Big Oil will certainly have a say: The law ties the refinery transition to ongoing assessments of future fuel demand. Industry opposed the windfall law, but a representative of the oil and gas sector signaled at a hearing that it was open to helping the state study supply-and-demand trends. These studies will be integral to refinery transition plans, according to the law.

A letter sent to Sen. Steve Bradford (D-Inglewood), chair of the Senate Energy, Utilities and Communications Committee, from seven climate and environmental groups less than a week before Newsom signed the bill describes how they supported the windfall bill as “an opportunity to hold the oil industry accountable for price gouging and excess profits” but that it must include “an interagency process to plan for the state’s transition away from petroleum fuels.”
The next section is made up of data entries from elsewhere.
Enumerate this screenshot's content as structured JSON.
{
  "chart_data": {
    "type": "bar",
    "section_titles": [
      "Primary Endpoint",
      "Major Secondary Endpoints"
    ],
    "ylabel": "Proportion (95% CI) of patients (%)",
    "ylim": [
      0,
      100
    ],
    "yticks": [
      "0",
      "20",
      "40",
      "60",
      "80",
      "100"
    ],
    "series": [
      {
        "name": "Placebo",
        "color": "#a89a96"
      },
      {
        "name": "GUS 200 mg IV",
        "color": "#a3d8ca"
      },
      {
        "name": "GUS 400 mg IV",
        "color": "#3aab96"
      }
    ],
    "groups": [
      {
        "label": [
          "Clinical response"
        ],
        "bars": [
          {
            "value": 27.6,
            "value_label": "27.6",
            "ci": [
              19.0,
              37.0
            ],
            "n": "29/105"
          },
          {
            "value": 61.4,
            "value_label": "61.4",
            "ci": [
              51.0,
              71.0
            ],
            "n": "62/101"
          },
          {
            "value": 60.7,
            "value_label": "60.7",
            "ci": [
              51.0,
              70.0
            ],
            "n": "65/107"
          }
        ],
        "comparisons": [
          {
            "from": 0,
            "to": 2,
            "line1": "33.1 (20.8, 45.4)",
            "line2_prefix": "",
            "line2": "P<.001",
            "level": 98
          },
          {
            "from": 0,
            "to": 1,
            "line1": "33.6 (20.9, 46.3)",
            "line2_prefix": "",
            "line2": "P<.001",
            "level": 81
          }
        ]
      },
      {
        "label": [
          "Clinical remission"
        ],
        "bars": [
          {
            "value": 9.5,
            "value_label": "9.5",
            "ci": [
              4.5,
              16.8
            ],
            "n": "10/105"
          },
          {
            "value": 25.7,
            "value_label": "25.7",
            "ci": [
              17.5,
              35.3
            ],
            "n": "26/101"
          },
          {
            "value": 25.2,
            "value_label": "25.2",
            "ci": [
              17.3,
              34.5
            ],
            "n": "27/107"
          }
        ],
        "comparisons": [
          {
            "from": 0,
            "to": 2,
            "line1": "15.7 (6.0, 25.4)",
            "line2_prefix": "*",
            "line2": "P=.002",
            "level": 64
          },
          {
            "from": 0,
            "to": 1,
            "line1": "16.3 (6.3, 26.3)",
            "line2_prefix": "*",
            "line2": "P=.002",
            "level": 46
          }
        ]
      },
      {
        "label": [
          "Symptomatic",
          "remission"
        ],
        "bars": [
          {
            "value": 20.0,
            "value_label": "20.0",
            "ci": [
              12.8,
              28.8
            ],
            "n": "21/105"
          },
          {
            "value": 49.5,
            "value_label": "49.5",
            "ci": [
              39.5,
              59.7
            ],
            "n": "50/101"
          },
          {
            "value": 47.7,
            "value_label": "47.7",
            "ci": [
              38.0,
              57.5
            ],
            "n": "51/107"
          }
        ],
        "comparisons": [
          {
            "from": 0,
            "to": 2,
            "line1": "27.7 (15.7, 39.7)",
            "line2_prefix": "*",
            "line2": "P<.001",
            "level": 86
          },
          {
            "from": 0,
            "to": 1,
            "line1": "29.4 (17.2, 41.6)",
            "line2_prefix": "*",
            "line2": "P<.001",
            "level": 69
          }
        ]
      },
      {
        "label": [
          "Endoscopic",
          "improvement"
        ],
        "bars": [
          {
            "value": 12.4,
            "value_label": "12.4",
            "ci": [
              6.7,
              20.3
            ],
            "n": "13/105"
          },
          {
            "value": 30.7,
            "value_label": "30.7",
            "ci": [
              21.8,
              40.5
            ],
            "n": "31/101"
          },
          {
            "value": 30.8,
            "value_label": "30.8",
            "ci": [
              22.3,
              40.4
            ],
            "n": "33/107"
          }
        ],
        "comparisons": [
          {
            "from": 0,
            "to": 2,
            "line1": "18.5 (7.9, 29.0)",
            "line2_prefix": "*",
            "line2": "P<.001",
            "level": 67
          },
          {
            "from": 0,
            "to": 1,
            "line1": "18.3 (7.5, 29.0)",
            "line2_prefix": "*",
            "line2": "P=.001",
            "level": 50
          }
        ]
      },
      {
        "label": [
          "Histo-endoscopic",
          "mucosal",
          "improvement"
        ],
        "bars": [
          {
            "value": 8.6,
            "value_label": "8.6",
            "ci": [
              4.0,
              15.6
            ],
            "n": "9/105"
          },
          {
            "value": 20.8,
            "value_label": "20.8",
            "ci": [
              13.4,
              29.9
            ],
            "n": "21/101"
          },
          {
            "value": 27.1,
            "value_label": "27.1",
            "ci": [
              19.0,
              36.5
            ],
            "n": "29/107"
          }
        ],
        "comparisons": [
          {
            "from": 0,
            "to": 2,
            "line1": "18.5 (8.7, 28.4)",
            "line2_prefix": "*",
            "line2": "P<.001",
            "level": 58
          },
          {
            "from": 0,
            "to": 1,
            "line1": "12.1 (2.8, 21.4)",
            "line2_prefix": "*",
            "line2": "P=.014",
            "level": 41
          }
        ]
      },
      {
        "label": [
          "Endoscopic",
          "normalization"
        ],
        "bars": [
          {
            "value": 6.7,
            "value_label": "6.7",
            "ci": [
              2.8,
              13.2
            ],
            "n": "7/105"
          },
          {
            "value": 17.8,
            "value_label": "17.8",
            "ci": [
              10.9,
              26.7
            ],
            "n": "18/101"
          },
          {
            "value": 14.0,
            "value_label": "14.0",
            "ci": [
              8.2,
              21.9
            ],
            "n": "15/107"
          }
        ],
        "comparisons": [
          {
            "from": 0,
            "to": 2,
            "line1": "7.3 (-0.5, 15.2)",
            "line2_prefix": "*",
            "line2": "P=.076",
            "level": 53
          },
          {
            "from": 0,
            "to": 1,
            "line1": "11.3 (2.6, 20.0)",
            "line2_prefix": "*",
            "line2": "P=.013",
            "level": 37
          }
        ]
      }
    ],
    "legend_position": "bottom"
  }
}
Four advocates involved in high-level discussions, who asked for anonymity in order to speak candidly about climate politics, described the changes as a betrayal by the governor’s climate team. Some were upset that much of the planning for the refinery transitions was handed to the California Air Resources Board, whose market-led approach to cutting greenhouse gas emissions has consistently come at the expense of low income communities, where agency decisions have concentrated polluted air relative to wealthier areas.

“If this whole bill was really just about windfall profits, avoiding price spikes and keeping consumer costs low, I think we wouldn’t really have a dog in this fight,” one person who participated in the discussions said.

Rajinder Sahota, deputy executive officer for Climate Change and Research at the California Air Resources Board, did not respond to an email from Capital & Main asking whether the agency had a role in drafting the refinery transition language.

Groups that supported the stronger refinery transition language, including the Asian Pacific Environmental Network and Communities for a Better Environment, hope the governor will address it in budget decisions later this year. But trust has been damaged, and it’s unclear if legislators will back the change.

Not everyone who signed the letter to the administration regretted their support for the windfall bill, including Martha Argüello, executive director of Physicians for Social Responsibility-Los Angeles. When the final version was released, she said, emails started flying between advocates about whether to continue supporting the bill. Argüello backed it as a measure to hold Big Oil accountable, but thought the governor missed an opportunity to use his political capital for an important piece of the energy transition.

“It was a hard trade-off,” Argüello said. “It’s another teachable moment we have to engage with the administration, so they understand part of holding the fossil fuel industry accountable is in reducing our extraction and use of fossil fuels.”

Lauren Sanchez, the governor’s senior adviser on climate policy who is the designated spokesperson to discuss the windfall law, did not respond to a request for comment.